Dans une semaine très précisément, l’Expo 2020 Dubaï ouvrira ses portes. Plus de 25 millions de visiteurs sont attendus, quelque 200 pays et organisations internationales y tiendront pavillon, sur une zone de 4,32 km2. Si les expositions universelles ont toujours été le lieu idéal pour présenter les pays et leurs entreprises (pour le Luxembourg, c’est le ministère de l’Économie qui est le moteur de la participation), se montrer à Dubaï n’est pas anodin. Dubaï n’est pas Milan (où le Grand-Duché n’était pas présent en 2015) ou Osaka (qui organise l’Expo 2025).
La semaine dernière, le Parlement européen a exhorté les États membres à boycotter l’Expo 2020 en signe de désapprobation à l’égard du bilan des Émirats arabes unis (EAU) en matière de droits de l’homme, alléguant une « persécution systématique des défenseurs des droits de l’homme, des journalistes, des avocats et des enseignants ». La détention du militant émirati, Ahmed Mansoor, est au cœur de cet appel, mais au-delà, le texte cherche à mettre en lumière le glissement autoritaire des EAU. Ainsi la résolution dénonce « que les femmes restent victimes d’une série de lois et pratiques discriminatoires » et « les pratiques inhumaines à l’égard des travailleurs étrangers ». Sans compter l’impact environnemental des constructions mégalomanes de gratte-ciel démesurés, d’îles artificielles, de pistes de ski indoor, de golfs et d’aquariums géants (d’Land du 07.02.2020)…
Les Émirats réussissent à faire diversion à travers des investissements dans le soft power : musées, plages, centre commerciaux, concours et compétitions de tout acabit (dont une séries de records assez farfelus comme la plus grande boule de Noël ou le plus grand parasol au monde), fêtes somptueuses relayées par des « influenceurs » de tous poils. Et l’Expo 2020 fait partie de cet arsenal.
Alors, certes, le Luxembourg entretient des relations bilatérales étroites avec les Émirats depuis longue date comme le rappelle le site du groupement d’intérêt économique chargé de l’organisation du pavillon luxembourgeois (qui joue les offices du tourisme en vantant « le sable qui a laissé la place à l’une des villes les plus modernes au monde, avec de larges autoroutes et des réseaux de tram et de métro sophistiqués »). Alors, certes, bon nombre d’autres pays ne sont pas des modèles de démocratie, ce qui n’empêchent pas les touristes de s’y précipiter et les contrats de s’y conclure. Alors, certes, toutes les expositions universelles comportent un volet culturel qui promeut les artistes des différents pays.

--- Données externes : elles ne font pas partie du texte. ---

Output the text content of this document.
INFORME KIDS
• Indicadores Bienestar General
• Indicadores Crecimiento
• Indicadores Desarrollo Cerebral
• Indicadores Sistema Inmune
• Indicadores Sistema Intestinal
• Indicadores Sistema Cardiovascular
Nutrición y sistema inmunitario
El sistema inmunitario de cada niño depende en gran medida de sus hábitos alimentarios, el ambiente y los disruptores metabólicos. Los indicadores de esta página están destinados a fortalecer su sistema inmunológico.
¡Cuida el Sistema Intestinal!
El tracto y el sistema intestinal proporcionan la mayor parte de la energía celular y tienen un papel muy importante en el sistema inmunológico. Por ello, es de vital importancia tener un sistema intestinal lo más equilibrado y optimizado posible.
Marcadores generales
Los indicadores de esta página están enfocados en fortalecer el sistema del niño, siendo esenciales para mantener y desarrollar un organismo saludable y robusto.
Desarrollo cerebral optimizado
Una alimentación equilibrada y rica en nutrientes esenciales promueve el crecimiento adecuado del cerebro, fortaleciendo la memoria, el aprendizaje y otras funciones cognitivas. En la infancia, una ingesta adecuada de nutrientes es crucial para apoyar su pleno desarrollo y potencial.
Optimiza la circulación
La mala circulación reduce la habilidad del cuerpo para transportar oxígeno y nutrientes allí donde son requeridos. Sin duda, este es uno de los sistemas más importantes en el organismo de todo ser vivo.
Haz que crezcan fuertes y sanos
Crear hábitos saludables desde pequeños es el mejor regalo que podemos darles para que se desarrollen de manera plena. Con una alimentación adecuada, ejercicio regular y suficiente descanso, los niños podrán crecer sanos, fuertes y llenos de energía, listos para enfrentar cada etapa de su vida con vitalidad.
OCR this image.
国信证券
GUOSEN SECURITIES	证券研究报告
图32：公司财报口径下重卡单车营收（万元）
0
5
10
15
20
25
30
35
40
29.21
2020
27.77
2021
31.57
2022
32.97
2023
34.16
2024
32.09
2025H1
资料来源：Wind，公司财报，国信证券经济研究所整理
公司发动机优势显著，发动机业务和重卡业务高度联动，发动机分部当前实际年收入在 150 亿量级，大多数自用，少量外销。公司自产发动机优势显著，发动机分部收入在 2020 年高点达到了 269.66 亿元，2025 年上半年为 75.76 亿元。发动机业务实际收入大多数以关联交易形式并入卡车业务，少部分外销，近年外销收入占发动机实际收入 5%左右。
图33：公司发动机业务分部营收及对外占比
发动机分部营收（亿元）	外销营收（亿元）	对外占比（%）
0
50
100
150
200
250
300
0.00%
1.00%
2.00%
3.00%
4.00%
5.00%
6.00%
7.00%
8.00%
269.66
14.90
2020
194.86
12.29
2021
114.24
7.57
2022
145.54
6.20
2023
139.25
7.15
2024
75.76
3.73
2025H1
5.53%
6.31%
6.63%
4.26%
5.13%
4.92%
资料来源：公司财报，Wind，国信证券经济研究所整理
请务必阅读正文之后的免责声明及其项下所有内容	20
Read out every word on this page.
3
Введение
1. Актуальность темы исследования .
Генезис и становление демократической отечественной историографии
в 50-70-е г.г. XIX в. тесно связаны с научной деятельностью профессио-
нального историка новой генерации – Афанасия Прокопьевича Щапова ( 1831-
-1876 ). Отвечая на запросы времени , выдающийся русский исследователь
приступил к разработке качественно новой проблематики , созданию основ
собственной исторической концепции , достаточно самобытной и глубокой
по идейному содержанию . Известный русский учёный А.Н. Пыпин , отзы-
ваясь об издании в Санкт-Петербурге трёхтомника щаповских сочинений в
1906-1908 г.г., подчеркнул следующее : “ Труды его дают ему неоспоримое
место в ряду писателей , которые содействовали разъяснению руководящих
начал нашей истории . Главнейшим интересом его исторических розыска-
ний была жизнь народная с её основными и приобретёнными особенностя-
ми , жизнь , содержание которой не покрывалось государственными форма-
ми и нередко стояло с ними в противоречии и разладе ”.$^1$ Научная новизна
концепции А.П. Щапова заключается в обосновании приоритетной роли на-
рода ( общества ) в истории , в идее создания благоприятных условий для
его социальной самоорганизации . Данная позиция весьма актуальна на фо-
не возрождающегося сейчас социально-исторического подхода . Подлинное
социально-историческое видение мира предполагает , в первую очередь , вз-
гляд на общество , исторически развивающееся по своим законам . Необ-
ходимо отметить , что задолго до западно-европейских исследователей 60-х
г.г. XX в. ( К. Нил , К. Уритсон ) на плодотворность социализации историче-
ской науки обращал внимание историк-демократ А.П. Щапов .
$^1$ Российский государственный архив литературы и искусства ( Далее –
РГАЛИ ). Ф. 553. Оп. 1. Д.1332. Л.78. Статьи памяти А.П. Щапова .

Pour autant, on peut s’étonner de voir huit de nos artistes accepter de participer à la très courte programmation culturelle qui se tiendra au pavillon du Luxembourg en janvier prochain (deux semaines sur six mois d’exposition). Ils y ont été en visite pendant quatre jours, ont rencontré nombre d’intervenants, y compris des étudiants et des artistes, ont insisté pour aller voir le désert (en plus du programme qui leur était proposé). Ils ont hésité à entrer dans le moule d’un type d’exposition qui s’avère un peu obsolète. Ils ont finalement développé un concept novateur sous le titre Mir wëlle bleiwen, wat mir ginn. Les projets brassent des aspects très variés : Une anthologie de poésie luxembourgeoise traduite en arabe et en anglais (Guy Helminger), une réinterprétation poétique des Péckvillecher (Julie Conrad), une sculpture et des performances réalisées par des artistes vivant sur la route entre Luxembourg et Dubaï (Renelde Pierlot et Simone Mousset), trois sculptures audiovisuelles racontant leur histoire (Patrick Muller), un film documentaire et fiction autour du couvent de Cinqfontaines, camp de rassemblement pour les Juifs avant leur déportation (Karolina Markiewicz et Pascal Piron), et un film sur un jeune syrien rattrapé par son passé (Adolf El Assal).
Tout qualitatif soient-ils, comme l’est la démarche collaborative, ces projets n’ont que peu de liens avec la situation particulière de Dubaï. Leur but est plutôt d’interroger l’identité luxembourgeoise, la manière dont le pays se montre ou veut être vu. C’est dommage. Cette présence à l’Expo 2020 aurait été l’occasion de noyauter le système, de s’y infiltrer pour le dénoncer, l’infléchir, le désorganiser. Une occasion qui risque d’être manquée. Les mêmes questions se poseront lors de la Coupe du monde de football au Qatar en 2022. Mais la réponse du Luxembourg sera beaucoup plus facile à trouver : On n’y sera pas. Il y a infiniment peu de chance qu’on soit qualifié.